Becerra recently reached out to San Diego County Supervisor Nathan Fletcher, a former state assemblyman, and asked if there was any way the County of San Diego could provide temporary shelter for some of these children, the expenses for which would be reimbursed the federal government.

Fletcher suggested that the San Diego Convention Center might be able to accommodate some of the children, given the fact that the homeless people who had been temporary lodged there were now being moved to other shelters. The county supervisor promptly conferred with San Diego Mayor Todd Gloria, who immediately came on board.  Of course, said Gloria, who is the son of a janitor and a maid, San Diego wants to help these poor children.  And yes, he added, the otherwise vacant Convention Center could be put to immediate use between now and July. Conventions on the books are scheduled to be held at the center in August.

And so, it was quickly arranged that up to 1,400 teenage girls at a time will taste freedom, compassion, and a San Diego welcome at the convention center.  Under the federal Office of Refugee Resettlement (ORR), an arm of the Department of Health and Human Services, they will receive the same kind of warm care that Jewish Family Service has been extending to migrant families since 2018, and which it will continue to offer to those families who are allowed into the country by the Border Patrol.

What does this mean?  While they are at the Convention Center, the unaccompanied teenage girls will have a safe place to sleep, shower, change clothes, play, learn English, talk by telephone to their families, be exposed to American ways, and be taken care of – as any child should.

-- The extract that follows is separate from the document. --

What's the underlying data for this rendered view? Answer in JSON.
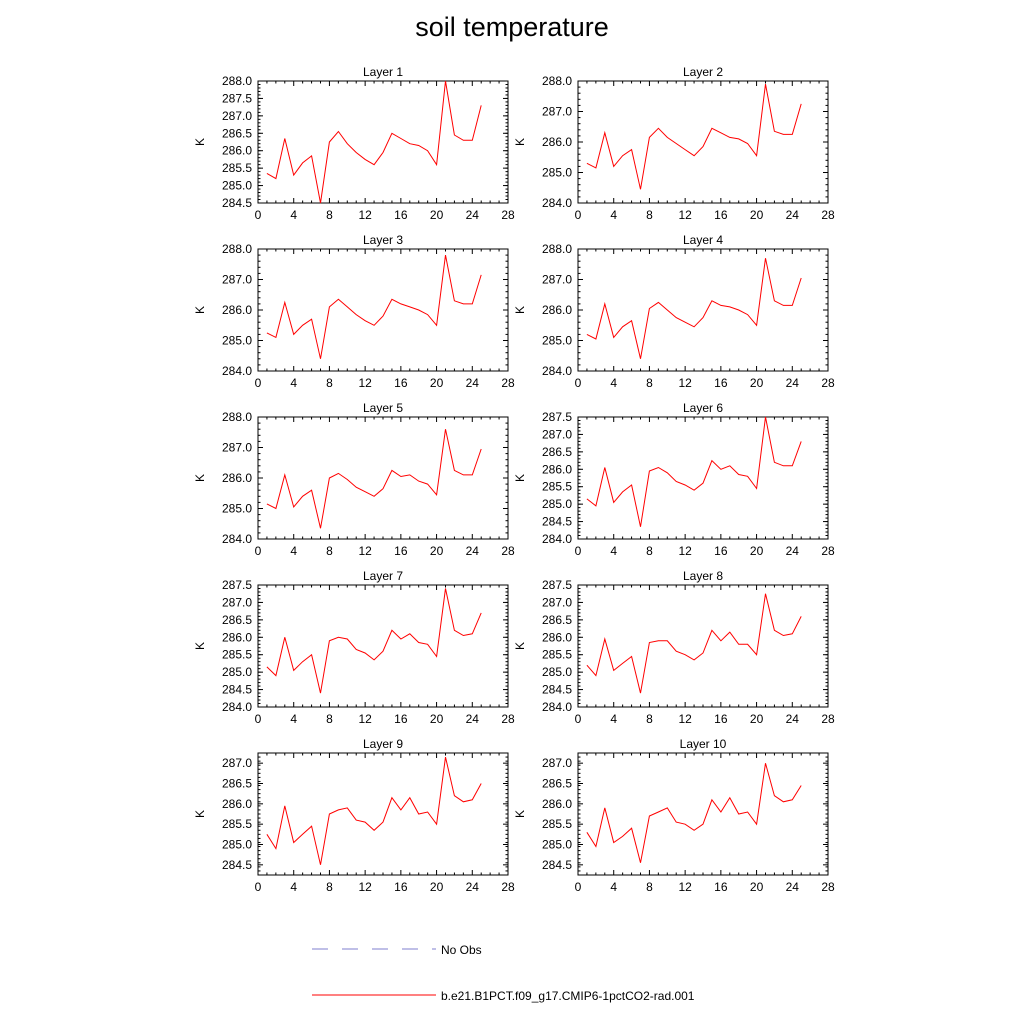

And what about Mimi Pollack?  In 2019, when migrant families with no idea how to proceed were being dropped off by Border Patrol at the Greyhound Bus Station, Mimi and her friend Paula Sasso started the Bus Station Project.   On their own volition, they met the refugees at the bus station, helped them purchase tickets to their destinations, provided them with maps and instructions how to get where they are going, and gifted them with food for the trip and stuffed animals to amuse the children.  They continued the project until Jewish Family Service mounted the much larger effort which continues today with refugee families living in four hotels and receiving food, clothing, and transportation assistance from volunteers and staff members at a JFS staging area.

Now Pollack, a retired ESL instructor who speaks both Spanish and French, is collecting donations of stuffed animals for unaccompanied migrant children.  She doesn’t want cash donations, only stuffed animals, and if you email her at mimi.pollack@sdjewishworld.com, she will arrange to pick up those toy animals and present them to both unaccompanied and accompanied child migrants, who during this  confusing, even scary time of their lives,  just might need something to cuddle.